The researchers showed that the changes in excitability lasted for up to three days, which is as long as they could keep the neurons alive in their lab dish. They are now working on adapting this technique so that it could be used in slices of brain tissue and then, they hope, in the brains of animals such as mice or the worm C. elegans.
Such animal studies could help to shed light on how changes in neuron excitability affect disorders such as multiple sclerosis and Alzheimer’s disease, the researchers say.

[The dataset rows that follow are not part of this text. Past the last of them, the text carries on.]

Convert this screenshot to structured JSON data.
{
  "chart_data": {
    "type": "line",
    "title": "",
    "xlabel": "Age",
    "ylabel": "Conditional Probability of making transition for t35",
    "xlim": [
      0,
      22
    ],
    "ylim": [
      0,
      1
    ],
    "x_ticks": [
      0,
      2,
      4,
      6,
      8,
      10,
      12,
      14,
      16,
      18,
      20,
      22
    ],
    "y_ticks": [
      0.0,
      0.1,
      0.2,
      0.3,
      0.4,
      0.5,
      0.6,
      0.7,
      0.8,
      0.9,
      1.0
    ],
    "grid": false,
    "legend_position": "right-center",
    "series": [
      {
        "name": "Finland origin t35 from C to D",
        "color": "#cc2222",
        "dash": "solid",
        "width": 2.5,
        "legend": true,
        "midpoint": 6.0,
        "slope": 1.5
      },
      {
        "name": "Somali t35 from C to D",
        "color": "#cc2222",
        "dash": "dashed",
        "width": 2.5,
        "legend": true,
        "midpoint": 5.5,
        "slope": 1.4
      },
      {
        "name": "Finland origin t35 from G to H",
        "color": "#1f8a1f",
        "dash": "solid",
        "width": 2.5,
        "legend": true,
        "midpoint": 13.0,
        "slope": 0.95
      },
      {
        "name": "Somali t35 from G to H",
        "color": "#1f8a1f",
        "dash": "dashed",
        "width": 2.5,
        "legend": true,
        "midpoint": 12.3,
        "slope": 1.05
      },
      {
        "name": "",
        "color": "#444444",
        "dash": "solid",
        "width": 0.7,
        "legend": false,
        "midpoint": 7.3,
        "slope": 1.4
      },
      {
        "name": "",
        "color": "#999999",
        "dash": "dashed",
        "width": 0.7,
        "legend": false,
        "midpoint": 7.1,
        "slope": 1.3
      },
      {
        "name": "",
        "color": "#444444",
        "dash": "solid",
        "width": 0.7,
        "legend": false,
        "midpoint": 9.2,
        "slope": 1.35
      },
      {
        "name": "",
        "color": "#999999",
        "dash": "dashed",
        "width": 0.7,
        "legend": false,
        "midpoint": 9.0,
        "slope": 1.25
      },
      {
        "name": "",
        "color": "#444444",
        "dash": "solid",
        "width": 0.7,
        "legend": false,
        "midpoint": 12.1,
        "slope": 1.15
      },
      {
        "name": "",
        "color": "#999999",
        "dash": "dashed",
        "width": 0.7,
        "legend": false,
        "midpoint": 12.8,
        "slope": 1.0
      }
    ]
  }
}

“If we have a certain neuron population that we know has higher or lower excitability in a specific disease, then we can potentially modulate that population by transducing mice with one of these photosensitizing proteins that’s only expressed in that neuron type, and then see if that has the desired effect on behavior,” Wenbo Wang says. “In the near future, we’re using it more as a model to investigate those diseases, but you could imagine potential therapeutic applications.”
The research was funded by the Searle Scholars Program, the Stanley Center for Psychiatric Research at the Broad Institute, the Air Force Office of Scientific Research Young Investigator Program, the National Science Foundation through the Harvard University Materials Research Science and Engineering Center, and the Harvard Dean’s Competitive Fund for Promising Scholarship.